Aku menjadi pemuja keindahan yang memalingkan wajah setiap berpapasan dengan senja yang begitu indah. Yang menutup telinga setiap mendengar alunan merdu dari biola sang maestro. Yang memejamkan mata setiap kali gadis-gadis cantik dengan busana yang indah melambaikan tangan padaku.


Aku merindukan keindahan, sangat merindukan…, tapi aku pun tersiksa bila berjumpa dengannya. Semua yang kurindukan hanya akan menyiksaku, membuat mataku perih, hidungku bagai tertusuk, telingaku berdengung dan lidahku terasa panas. Sampai aku akhirnya merasa ditakdirkan untuk menghindari keindahan.

Kulitku yang  hangus terbakar karena sengatan sinar Matahari berangsur mengelupas, berganti dengan kulit yang lebih halus. Bola mataku tak lagi mongering karena aku tak lagi pernah menatap Matahari. Begitupula dengan telingaku, lidahku, hidungku, semua kembali seperti semula.

Satu-satunya keindahan yang masih bisa kuterima adalah diriku sendiri.

Lorong-lorong gelap yang dulu selalu kujauhi karena menyurutkan pandanganku, kini menjadi tempat aku berjalan menghindari cahaya. Melangkah tanpa suara, seakan tak ingin seorang pun menyadari keberadaanku. Busana-busana pudar yang dulu enggan kudekati kini membalut tubuhku dengan pastinya. Menyamarkan ku dari onggokan kantung-kantung bekas kentang di sudut keramaian pasar.

Aku, Mahameru, mulai menerima takdirku. Aku memilih untuk terus bersembunyi di balik kegelapan daripada harus bersentuhan dengan keindahan yang menyakitkan. Aku telah menerima takdirku.

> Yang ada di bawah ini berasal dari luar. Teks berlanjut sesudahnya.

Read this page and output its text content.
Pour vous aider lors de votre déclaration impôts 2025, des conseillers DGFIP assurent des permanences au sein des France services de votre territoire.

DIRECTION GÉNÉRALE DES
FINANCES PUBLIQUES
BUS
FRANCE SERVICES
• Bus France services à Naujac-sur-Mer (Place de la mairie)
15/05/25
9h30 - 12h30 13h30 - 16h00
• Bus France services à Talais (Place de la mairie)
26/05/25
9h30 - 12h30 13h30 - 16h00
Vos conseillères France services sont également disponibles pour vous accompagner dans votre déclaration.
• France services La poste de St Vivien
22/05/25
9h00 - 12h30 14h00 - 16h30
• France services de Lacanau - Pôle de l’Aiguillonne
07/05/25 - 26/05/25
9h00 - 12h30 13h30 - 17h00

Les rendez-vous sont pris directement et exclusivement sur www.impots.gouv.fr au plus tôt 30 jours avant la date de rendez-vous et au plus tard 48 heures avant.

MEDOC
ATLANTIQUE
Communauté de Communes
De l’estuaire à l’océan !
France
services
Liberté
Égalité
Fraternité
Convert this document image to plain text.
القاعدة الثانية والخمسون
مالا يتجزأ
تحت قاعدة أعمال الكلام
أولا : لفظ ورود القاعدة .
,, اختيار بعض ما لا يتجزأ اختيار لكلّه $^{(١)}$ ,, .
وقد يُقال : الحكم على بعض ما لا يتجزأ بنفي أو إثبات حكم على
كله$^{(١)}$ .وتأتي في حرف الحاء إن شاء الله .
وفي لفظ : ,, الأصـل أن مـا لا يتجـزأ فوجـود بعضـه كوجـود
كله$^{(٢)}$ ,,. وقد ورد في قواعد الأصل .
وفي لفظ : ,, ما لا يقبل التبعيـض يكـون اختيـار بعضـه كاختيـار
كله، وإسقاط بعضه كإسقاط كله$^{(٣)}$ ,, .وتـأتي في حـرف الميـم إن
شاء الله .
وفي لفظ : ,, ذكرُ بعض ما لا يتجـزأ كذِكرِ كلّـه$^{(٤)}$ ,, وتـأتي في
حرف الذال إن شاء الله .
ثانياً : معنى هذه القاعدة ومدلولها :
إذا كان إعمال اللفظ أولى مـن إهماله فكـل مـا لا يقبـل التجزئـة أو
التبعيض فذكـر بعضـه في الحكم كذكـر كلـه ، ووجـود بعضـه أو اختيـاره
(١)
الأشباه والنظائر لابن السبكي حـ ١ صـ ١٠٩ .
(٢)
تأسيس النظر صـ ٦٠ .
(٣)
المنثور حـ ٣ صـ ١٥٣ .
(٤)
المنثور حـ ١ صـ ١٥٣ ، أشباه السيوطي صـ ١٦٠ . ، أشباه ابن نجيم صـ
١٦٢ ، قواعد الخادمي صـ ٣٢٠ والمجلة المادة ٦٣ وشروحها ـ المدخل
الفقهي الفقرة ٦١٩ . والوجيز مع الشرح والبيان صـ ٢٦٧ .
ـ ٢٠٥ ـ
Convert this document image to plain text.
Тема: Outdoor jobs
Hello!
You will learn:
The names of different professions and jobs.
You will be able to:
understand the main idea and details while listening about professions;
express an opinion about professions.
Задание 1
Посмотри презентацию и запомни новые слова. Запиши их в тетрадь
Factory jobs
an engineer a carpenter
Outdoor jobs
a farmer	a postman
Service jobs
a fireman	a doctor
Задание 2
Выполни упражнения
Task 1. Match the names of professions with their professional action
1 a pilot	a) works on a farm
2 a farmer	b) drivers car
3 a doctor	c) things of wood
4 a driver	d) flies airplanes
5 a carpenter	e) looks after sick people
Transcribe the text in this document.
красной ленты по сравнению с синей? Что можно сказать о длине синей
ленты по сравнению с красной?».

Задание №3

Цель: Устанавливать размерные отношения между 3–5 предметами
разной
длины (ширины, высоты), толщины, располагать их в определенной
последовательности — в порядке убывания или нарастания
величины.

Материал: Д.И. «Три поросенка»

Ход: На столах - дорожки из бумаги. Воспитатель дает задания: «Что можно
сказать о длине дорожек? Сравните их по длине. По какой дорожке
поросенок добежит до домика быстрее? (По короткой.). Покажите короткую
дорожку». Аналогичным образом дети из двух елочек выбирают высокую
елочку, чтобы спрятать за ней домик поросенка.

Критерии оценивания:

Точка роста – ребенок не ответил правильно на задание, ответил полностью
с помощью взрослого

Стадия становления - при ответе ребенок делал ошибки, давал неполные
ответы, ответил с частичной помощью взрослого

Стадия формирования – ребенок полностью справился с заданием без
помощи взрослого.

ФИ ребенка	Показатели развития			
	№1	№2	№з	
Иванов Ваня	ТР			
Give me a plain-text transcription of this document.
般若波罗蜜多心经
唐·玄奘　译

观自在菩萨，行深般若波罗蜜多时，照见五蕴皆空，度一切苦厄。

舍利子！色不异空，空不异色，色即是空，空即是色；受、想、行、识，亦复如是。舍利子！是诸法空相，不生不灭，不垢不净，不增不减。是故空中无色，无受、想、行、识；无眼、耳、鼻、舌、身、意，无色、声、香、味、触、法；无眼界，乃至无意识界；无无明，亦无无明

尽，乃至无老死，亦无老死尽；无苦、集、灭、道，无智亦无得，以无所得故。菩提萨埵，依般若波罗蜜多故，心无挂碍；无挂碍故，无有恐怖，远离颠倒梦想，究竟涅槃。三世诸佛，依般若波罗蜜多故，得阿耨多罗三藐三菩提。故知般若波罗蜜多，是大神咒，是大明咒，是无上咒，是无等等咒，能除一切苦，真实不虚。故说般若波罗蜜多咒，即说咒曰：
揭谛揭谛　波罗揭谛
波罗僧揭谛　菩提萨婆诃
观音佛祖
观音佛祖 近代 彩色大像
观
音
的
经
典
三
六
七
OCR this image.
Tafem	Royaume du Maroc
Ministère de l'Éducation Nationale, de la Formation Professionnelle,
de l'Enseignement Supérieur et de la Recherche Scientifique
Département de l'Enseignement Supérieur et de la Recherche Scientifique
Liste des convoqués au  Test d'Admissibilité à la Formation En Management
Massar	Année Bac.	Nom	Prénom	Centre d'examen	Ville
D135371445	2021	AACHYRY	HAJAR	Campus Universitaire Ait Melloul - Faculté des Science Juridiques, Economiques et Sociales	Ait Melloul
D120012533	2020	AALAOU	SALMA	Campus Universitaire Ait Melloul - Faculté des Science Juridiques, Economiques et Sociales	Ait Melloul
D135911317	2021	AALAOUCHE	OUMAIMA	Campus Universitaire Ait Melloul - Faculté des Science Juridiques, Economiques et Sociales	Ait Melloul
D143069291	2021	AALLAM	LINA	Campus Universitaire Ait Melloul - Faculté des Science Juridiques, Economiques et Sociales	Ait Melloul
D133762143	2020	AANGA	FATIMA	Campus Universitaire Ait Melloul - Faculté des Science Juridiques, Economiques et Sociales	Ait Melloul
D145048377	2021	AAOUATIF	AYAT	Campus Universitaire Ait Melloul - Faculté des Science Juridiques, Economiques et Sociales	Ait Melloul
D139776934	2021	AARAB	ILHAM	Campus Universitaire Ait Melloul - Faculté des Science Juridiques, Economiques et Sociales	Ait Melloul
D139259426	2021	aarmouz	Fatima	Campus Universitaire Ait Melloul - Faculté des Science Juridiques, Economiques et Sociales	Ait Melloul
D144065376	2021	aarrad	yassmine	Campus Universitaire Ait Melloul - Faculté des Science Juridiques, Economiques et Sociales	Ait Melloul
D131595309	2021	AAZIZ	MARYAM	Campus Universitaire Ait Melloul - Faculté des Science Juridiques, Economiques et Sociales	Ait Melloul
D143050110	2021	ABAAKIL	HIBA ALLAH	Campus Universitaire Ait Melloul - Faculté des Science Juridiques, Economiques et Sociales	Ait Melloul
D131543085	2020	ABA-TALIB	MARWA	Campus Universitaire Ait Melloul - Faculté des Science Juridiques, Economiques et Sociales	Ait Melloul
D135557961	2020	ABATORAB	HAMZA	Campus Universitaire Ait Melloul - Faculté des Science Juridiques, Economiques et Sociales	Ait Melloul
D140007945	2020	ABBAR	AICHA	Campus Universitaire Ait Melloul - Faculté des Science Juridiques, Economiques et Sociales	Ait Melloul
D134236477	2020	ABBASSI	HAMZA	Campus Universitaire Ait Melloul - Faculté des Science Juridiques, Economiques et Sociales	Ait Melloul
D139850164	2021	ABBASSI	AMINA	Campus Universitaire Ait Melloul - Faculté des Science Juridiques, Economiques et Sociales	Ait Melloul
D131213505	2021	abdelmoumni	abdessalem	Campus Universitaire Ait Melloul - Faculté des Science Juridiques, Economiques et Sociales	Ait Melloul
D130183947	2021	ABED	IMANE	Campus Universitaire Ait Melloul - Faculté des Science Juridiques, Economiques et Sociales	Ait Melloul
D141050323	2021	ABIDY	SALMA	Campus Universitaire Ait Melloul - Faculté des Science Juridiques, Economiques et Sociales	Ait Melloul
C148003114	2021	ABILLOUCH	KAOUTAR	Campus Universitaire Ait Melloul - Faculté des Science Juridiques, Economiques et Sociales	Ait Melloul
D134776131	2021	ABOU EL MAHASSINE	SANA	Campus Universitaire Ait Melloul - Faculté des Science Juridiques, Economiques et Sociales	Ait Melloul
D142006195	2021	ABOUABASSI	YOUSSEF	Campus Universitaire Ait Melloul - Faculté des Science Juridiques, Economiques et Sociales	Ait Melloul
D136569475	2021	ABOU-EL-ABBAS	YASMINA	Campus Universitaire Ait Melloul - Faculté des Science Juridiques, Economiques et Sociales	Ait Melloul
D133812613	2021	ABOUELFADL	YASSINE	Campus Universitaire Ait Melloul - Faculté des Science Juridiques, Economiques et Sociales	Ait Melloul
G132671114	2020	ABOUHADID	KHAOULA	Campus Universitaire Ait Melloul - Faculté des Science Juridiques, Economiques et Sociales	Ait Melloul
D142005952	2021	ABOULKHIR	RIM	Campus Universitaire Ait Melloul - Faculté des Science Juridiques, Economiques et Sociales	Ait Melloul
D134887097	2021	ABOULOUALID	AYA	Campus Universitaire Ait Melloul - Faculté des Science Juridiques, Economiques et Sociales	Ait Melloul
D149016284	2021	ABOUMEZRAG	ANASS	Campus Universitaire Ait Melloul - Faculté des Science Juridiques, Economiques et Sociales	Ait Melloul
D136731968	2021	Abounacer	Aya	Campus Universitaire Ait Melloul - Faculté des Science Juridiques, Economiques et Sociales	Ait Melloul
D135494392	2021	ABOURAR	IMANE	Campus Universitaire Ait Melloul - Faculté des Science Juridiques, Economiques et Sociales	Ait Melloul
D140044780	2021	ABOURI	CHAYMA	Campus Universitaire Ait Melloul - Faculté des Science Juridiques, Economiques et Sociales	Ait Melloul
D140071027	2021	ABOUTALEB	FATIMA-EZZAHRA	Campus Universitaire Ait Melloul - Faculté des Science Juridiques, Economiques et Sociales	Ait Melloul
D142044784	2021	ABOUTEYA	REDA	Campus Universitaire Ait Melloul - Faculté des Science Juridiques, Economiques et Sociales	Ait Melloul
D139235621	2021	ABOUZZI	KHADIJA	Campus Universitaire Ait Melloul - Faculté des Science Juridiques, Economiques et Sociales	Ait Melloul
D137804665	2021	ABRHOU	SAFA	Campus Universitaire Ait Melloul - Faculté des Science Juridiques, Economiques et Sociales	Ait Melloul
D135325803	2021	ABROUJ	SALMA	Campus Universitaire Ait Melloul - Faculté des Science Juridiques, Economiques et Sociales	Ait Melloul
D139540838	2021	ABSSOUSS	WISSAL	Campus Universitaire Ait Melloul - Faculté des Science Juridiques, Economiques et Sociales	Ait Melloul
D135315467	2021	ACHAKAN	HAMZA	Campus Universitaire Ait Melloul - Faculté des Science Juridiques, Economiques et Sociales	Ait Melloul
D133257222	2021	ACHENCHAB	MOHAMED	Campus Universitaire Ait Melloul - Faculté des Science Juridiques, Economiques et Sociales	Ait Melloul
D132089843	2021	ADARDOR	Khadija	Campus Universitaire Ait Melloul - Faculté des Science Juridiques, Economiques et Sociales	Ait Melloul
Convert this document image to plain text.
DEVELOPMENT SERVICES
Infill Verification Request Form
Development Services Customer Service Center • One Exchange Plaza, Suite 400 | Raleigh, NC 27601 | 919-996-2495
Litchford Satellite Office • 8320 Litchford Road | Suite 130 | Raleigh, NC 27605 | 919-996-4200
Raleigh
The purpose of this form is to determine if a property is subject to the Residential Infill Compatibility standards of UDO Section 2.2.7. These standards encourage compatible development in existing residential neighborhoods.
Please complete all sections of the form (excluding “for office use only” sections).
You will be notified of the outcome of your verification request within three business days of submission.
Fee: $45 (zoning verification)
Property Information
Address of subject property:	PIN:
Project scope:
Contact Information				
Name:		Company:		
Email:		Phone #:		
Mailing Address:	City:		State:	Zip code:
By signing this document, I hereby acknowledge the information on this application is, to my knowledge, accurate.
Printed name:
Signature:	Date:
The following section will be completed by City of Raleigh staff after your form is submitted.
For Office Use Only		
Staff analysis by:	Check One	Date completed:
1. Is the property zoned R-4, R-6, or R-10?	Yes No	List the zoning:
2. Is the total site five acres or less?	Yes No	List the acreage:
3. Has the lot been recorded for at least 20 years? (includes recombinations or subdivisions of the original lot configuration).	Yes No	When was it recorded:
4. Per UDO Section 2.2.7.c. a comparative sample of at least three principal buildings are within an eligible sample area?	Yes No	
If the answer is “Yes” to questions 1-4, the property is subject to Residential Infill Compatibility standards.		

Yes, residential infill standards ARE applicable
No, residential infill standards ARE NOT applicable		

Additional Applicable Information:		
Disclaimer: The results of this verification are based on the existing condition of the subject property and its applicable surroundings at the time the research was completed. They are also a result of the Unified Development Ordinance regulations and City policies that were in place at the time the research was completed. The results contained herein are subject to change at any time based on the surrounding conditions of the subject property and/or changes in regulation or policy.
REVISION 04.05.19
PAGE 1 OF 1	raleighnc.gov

Sampai suatu hari, aku melihat Dia. Dengan segera aku memejamkan mata, aku takut mataku akan kembali perih. Dia bersenandung merdu. Lalu kututup telingaku, aku takut telingaku akan bergengung. Saat dia berpapasan denganku, harum jeruk segar bercampur aroma bunga mawar merayap pelan menuju syaraf hidungku. Aku pun dengan cepat menahan nafasku. Saat itu aku merasa akan segera sekarat dan mati.

Lama kutunggu penderitaan itu berlalu, mataku terus terpejam, kedua tanganku menutup telinga sambil menahan nafas. Detik demi detik yang senyap berlalu, kuberanikan diri membuka mata, akhirnya aku bisa lega karena sosok indah itu telah berlalu entah kemana. Disela-sela kecemasanku, ada sepercik kesenangan dari kerinduanku yang terus kupendam. Tak mau larut dengan kesenangan yang semu itu, Aku segera pergi menuju tempat sahabat-sahabatku berkumpul.

Sebuah rumah kayu yang berada di pusat kota. Rumah besar tempat berkumpulnya manusia seperti aku, manusia diantara ada dan tiada. Manusia yang menjadikan keindahan sebagai mimpi buruk. Keindahan bagai penyakit yang bisa menggerogoti organ tubuh, sampai suatu hari keindahan mengambil alih tubuh ini dan mengundang malaikat maut untuk ikut berpesta di atas penderitaan kami.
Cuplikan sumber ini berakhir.